"I know we won't always agree, but I am confident Steve will do his homework, listen well to the community and work for thoughtful, balanced approaches to the challenges facing our community."


For decades our world has failed to heed the warnings of scientists and we are now living with the consequences.  The recently released UN IPCC report confirms the need to make sharp, immediate cuts to greenhouse gas emissions to prevent warming beyond 1.5c and the catastrophes this would create.

I am committed to being a forceful advocate for local change to ensure my daughters inherit a habitable earth. We must act with urgency to address the climate emergency while preparing our community and protecting our local environment for what may come. We have long recognized that in lieu of national and global action, cities like Boulder need to take a leadership role in reducing greenhouse gas emissions and serve as a model for others to follow. Boulder must be a disruptive force to challenge the status quo and push forward both legislative and technical innovations to reduce GHG emissions.

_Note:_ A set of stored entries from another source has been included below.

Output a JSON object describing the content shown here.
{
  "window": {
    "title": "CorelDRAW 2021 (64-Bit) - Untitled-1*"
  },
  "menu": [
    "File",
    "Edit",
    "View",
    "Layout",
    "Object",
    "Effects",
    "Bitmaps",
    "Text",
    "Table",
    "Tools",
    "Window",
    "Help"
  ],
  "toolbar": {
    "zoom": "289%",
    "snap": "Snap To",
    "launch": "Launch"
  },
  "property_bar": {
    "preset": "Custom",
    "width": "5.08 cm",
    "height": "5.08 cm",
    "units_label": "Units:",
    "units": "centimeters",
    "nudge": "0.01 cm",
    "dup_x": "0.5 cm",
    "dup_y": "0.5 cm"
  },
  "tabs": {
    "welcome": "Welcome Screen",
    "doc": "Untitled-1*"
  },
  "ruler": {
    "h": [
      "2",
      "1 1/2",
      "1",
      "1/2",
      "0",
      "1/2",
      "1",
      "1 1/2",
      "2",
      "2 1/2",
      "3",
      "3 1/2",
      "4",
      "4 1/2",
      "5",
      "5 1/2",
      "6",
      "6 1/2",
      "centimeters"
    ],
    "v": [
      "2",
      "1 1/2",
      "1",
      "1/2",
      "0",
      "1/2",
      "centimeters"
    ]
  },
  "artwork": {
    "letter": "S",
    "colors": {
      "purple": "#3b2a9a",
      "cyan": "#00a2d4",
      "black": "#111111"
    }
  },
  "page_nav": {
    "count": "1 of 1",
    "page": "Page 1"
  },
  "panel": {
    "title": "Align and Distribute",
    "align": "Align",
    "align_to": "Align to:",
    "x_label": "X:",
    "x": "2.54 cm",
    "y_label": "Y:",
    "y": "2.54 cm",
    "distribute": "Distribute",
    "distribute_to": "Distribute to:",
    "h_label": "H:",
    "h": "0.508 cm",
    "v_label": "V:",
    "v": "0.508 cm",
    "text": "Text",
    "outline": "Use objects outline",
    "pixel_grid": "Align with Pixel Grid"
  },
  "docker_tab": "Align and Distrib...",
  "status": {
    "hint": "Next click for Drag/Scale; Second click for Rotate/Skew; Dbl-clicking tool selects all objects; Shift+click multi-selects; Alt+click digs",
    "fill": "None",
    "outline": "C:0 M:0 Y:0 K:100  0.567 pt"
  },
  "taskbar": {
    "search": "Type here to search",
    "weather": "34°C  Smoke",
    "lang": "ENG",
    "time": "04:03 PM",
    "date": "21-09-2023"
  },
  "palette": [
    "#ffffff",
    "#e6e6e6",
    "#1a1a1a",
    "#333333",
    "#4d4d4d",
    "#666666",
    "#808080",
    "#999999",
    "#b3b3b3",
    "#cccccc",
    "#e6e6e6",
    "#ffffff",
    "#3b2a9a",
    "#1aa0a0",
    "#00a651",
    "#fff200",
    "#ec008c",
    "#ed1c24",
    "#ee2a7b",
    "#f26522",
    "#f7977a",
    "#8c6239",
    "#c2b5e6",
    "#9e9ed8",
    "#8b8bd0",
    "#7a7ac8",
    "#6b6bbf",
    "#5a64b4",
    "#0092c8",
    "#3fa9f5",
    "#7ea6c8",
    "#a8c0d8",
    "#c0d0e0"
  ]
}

In 2021, we acknowledged that others were not following our lead. We decided that we therefore needed to broaden our reach and adopt a system-based framework to our mitigation efforts. In practice, this means influencing decision-making beyond where our municipal government has direct authority, such as power generation, state regulation, and transportation.  Our local policies and infrastructure investments should incentivize high performance buildings, clean mobility, and clean energy sources, but also incorporate the indirect embedded carbon impacts of our consumption patterns and construction. 

Car travel constitutes only 8% of the fifty billion tons of greenhouse gas emitted globally per year, but the percentage contribution is much higher in Boulder, so reducing single occupancy, internal combustion car trips is a critical lever for us. Our efforts to improve car-free transportation have reduced car dependence for Boulder residents. However, the primary driver of local vehicle miles travelled are the 60,000 people who commute into Boulder every day. We must focus our growth, housing, and transportation policies toward reducing this number and ending the 1970s "hub and spoke" model of living and car commuting. Clean transportation should be convenient, safe, and cost-efficient.  But we must prioritize equity by acknowledging that for many people and many trips, a car remains the only option.

The clearest and most tangible action we can take to reduce our GHG emissions is to deepen our commitment to electrification and obtain 100% of our power from clean sources as soon as possible. 64% of our electricity consumption remains fossil fuel based. In 2020 Boulder voters decided to continue our partnership with Xcel, so my role will be to hold them accountable and push them to meet their commitments on renewables, microgrid projects, and affordability. As an economist, I understand that the primary objective of a regulated monopoly is to maximize returns to shareholders, not minimize costs to ratepayers or shut down their coal plants. We must keep the pressure on to both accelerate the pace and lower the price.  We will not be able to meet our climate goals in an equitable manner if our utility bills continue to increase by double digits.

All of these efforts will have disparate financial and human impacts, so we must ensure that they do not further distress residents already struggling with Boulder's high cost of living. Utility bills should be limited to 10% of income via priority access to neighborhood solar generation. Affordable housing developments must adhere to best-in-class efficiency and health standards.  Our urban tree canopy and ground permeability must be enhanced and preserved in an equitable manner across the city to reduce heat island effects.

Parallel to these efforts, we must ensure that our community and local environment are resilient to a warming climate and extreme weather events. We need to protect residents from wildfire and flood risks by managing our forests, maintaining the green belt, refraining from building in flood plains, and reducing large-scale, land-disturbing activities. We need to protect our fragile native ecosystems from further disruption to increase their chance of coping with increased heat, drought, and erratic precipitation.